Abstract

Recently, dictionary learning (DL) based methods have been introduced to compressed sensing magnetic resonance imaging (CS-MRI), which outperforms pre-defined analytic sparse priors. However, single-scale trained dictionary directly from image patches is incapable of representing image features from multi-scale, multi-directional perspective, which influences the reconstruction performance. In this paper, incorporating the superior multi-scale properties of uniform discrete curvelet transform (UDCT) with the data matching adaptability of trained dictionaries, we propose a flexible sparsity framework to allow sparser representation and prominent hierarchical essential features capture for magnetic resonance (MR) images. Multi-scale decomposition is implemented by using UDCT due to its prominent properties of lower redundancy ratio, hierarchical data structure, and ease of implementation. Each sub-dictionary of different sub-bands is trained independently to form the multi-scale dictionaries.
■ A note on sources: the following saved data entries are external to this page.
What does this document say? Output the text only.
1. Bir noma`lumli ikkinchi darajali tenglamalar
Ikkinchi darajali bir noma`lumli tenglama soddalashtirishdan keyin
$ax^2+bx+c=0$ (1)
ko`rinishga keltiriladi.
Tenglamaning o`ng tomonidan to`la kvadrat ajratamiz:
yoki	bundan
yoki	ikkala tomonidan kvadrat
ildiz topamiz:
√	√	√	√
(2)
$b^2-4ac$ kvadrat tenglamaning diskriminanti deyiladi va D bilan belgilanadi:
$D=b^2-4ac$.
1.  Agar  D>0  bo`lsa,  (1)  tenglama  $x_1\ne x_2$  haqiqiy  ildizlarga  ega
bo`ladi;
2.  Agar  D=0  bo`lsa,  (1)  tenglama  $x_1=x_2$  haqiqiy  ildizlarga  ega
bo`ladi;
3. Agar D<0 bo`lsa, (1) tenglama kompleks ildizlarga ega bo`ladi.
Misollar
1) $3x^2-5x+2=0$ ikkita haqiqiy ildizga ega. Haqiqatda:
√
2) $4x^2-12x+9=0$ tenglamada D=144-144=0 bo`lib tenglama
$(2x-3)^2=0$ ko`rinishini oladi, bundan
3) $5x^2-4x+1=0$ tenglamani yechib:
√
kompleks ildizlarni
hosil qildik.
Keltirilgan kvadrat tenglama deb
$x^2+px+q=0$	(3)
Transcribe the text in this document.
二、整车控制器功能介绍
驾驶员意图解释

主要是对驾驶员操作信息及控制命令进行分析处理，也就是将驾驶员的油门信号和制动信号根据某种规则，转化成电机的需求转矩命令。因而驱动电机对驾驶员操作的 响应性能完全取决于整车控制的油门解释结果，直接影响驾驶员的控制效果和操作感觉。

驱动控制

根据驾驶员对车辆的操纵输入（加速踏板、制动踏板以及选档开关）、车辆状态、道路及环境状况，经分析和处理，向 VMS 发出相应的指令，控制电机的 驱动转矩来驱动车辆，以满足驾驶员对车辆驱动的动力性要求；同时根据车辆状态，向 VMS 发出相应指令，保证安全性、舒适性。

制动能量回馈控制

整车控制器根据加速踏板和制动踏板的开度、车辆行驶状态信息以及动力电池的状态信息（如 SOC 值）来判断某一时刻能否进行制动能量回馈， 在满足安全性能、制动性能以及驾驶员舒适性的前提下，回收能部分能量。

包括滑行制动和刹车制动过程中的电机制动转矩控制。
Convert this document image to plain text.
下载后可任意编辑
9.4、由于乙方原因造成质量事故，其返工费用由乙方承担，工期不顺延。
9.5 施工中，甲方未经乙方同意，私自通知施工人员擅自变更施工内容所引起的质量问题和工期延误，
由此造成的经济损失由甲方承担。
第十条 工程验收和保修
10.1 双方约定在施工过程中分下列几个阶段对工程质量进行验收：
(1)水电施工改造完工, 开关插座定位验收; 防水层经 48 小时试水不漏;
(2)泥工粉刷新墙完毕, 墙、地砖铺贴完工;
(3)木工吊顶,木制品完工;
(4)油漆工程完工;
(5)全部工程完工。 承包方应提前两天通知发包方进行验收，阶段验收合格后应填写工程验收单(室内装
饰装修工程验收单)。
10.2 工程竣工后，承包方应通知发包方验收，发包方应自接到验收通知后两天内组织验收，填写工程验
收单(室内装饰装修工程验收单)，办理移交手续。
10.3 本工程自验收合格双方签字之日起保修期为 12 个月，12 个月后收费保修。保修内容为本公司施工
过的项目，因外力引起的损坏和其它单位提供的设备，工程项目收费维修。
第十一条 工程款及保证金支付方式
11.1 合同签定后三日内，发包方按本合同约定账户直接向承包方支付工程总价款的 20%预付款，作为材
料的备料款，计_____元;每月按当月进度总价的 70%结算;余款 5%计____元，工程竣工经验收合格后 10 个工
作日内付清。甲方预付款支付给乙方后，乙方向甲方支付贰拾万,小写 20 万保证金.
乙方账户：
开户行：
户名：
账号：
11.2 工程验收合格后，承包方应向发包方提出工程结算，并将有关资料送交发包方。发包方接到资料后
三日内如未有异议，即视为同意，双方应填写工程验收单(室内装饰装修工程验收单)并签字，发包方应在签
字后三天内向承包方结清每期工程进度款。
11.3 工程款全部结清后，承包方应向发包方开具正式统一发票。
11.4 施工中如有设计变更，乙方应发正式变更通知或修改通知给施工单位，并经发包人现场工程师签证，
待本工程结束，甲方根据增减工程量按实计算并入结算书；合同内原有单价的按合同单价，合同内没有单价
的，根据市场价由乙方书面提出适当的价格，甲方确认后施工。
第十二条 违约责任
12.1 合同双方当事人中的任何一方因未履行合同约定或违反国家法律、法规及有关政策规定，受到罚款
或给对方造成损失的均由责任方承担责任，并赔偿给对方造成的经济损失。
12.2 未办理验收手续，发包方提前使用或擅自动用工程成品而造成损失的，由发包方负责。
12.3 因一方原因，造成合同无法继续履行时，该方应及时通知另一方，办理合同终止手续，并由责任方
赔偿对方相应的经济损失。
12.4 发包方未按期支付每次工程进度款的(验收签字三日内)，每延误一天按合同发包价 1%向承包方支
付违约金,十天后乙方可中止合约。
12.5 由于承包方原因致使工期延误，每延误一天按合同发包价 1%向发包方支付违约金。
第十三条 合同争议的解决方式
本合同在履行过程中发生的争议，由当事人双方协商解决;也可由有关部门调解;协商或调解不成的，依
Corresponding to this brand-new sparsity model, we modify the constraint splitting augmented Lagrangian shrinkage algorithm (C-SALSA) as patch-based C-SALSA (PB C-SALSA) to solve the constraint optimization problem of regularized image reconstruction. Experimental results demonstrate that the trained sub-dictionaries at different scales, enforcing sparsity at multiple scales, can then be efficiently used for MRI reconstruction to obtain satisfactory results with further reduced undersampling rate. Multi-scale UDCT dictionaries potentially outperform both single-scale trained dictionaries and multi-scale analytic transforms. Our proposed sparsity model achieves sparser representation for reconstructed data, which results in fast convergence of reconstruction exploiting PB C-SALSA. Simulation results demonstrate that the proposed method outperforms conventional CS-MRI methods in maintaining intrinsic properties, eliminating aliasing, reducing unexpected artifacts, and removing noise. It can achieve comparable performance of reconstruction with the state-of-the-art methods even under substantially high undersampling factors.